Now, vigilant readers will notice that many of the things the unmarried biological dad is required to do are under the control of the mother.  Has he married her?  That’s up to her.  Has he taken the child into his home and cared for it?  That too is up to her.  Has he paid medical or other expenses?  She can reject his offer. So from the outset, it’s clear enough that the most responsible father can have his parental desires thwarted and his rights terminated by a mother who’s intent on doing so.  Indeed, that’s exactly what happened in the Christian Diaz case earlier this year, another one out of California.  Still, there are things a dad can do independent of the mother.  He can go to court and claim paternity; he can announce to all and sundry that he wants full custody; he can prepare his home to receive the child, draw up a parenting plan, purchase baby clothes, furniture and supplies. And it can all be ruled insufficient to meet the requirements of the statute, whether or not he knows what those are.  That’s exactly what happened in the Issac C. case. We know all that about California adoption law that explicitly discriminates against single fathers.  But the Isaac C. case goes the law one better. On the face of it, Isaac C. is just another off-the-shelf California adoption case of which we’ve seen many.  In it, Jonathan L. and Lourdes R. had a relationship and Lourdes became pregnant.  Both were unmarried. Lourdes considered abortion but apparently didn’t have the money for one and Jonathan didn’t give her the money.  She contacted an adoption agency and decided on Peter and Jennifer C. to be the child’s adoptive parents. Jonathan didn’t agree.  He asked her to marry him, told her he wanted custody of the child, said the same thing to the San Diego County Health and Human Services Agency, wrote a letter to the court saying the same thing and filed an action to stop the adoption.  He also bought baby clothes and supplies and generally prepared for the arrival of his child. But Lourdes told the court that Jonathan was indifferent to her and to their child and had done all-but-nothing to support her either financially or emotionally.  The judge believed her and green-lighted the adoption. Here’s what’s interesting about that:

Lourdes said Jonathan did not support her or provide her with any money while she was pregnant. Lourdes’s sister, Lourdes’s mother, Jonathan and Jonathan’s brother all testified to the contrary, saying Jonathan had supported Lourdes by giving her money and taking her to doctor’s appointments. Jonathan testified he was prepared to marry Lourdes after her divorce from her first husband became final. He had purchased supplies for the baby, but Lourdes kept him from seeing Isaac at the hospital.

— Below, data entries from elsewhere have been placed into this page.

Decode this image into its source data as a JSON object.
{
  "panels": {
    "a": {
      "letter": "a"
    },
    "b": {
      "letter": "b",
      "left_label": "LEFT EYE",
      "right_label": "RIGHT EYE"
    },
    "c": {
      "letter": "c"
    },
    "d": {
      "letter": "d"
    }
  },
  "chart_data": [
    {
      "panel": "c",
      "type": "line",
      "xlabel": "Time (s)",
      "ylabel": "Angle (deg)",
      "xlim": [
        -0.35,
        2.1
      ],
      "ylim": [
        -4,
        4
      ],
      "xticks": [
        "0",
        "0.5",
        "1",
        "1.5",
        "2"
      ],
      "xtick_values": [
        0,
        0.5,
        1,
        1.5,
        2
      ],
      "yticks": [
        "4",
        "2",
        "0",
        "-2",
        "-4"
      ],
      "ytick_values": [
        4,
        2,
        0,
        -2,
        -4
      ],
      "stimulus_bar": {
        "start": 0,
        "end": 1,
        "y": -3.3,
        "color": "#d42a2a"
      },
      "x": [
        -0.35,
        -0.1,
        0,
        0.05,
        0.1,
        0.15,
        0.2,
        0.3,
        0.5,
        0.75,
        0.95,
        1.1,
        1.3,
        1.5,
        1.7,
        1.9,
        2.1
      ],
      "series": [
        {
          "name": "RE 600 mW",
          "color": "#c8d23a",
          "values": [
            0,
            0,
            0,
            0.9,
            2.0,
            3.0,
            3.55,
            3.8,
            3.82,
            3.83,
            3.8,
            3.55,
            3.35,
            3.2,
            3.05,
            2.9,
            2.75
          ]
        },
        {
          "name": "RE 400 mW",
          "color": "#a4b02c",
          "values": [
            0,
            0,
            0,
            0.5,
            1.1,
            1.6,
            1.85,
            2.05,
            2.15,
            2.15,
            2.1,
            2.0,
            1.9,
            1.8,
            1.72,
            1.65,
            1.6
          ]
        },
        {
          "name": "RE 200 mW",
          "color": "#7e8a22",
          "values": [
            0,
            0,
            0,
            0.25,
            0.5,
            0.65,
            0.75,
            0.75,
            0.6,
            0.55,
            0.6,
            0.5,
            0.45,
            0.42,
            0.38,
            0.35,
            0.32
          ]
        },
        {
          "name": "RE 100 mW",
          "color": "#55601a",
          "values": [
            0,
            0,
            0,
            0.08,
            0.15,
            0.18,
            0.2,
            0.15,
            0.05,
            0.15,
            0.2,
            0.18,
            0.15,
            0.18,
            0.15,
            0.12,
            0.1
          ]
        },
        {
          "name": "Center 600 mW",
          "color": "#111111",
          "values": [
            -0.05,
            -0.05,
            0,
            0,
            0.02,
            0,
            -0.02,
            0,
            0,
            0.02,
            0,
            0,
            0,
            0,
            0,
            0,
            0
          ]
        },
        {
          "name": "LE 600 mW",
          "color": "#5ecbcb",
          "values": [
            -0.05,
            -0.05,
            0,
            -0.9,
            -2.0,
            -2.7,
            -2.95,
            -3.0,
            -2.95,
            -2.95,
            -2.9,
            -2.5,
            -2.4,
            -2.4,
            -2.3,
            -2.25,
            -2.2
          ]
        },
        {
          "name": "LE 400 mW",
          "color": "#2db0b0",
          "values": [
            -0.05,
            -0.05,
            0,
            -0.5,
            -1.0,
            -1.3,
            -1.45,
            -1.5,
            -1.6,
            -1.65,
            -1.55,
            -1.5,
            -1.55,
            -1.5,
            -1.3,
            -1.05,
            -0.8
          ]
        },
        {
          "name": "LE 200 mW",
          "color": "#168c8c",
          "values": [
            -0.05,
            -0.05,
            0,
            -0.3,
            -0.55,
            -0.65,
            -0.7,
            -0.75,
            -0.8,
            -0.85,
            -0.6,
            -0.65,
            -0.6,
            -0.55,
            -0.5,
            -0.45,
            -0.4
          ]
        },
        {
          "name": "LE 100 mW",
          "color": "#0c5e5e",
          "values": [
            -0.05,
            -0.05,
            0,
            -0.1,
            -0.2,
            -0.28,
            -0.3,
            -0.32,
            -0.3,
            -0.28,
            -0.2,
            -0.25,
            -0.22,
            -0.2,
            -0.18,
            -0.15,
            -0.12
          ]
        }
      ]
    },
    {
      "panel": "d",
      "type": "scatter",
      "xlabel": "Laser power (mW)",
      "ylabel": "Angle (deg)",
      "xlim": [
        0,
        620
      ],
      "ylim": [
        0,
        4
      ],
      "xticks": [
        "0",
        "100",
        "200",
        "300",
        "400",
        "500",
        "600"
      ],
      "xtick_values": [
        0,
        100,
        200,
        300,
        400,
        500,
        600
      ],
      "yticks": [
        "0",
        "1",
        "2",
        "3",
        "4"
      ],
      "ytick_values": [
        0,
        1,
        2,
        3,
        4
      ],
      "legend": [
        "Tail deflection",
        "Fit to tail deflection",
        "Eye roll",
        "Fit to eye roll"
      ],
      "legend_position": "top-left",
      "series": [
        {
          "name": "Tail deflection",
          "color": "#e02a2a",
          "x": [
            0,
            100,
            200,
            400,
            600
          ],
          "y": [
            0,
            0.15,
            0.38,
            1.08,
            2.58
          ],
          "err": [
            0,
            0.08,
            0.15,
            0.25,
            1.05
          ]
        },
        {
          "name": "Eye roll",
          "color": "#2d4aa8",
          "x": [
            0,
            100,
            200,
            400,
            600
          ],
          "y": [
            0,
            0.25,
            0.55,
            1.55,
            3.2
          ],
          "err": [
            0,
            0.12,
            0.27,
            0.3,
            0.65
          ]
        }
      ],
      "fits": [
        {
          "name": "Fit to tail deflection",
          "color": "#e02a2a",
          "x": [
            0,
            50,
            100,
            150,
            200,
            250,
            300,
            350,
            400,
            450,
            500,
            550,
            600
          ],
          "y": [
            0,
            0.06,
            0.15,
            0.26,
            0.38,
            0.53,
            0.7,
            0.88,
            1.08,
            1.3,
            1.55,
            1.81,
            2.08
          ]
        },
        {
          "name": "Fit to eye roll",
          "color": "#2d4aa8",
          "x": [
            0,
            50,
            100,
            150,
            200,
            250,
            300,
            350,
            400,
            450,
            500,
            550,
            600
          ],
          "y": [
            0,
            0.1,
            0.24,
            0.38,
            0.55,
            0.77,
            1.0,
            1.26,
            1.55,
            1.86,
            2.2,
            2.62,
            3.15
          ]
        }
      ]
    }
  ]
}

You be the judge.  You’re trying to decide between competing claims about what Jonathan L. did to prove his parental involvement during Lourdes’s pregnancy.  Lourdes wants the child to be adopted; if the adoption fails, Jonathan probably gets custody and she has to pay child support for a child she doesn’t want. On one hand, Lourdes says he did little or nothing to support her or prove his commitment to the child.  On the other hand, Jonathan, his brother, Lourdes’s mother and Lourdes’s sister agree with him.  Four people, two of whom are closely related to Lourdes, say he is a stand-up guy who did everything in his power to prove his worth as a father. You’re the judge; who do you believe?  Well, if your the judge in this trial court, you believe Lourdes and discount her mother, her sister, Jonathan and his brother.  You also discount her motivation to misrepresent the facts. All that adds up to another nail in the coffin of single dads who don’t want to lose their kids to adoption.  As if California’s frank discrimination against single fathers isn’t enough, add apparent discrimination by trial courts.  How else to explain a judge who plainly ignored the great weight of believable evidence in order to reach the desired result?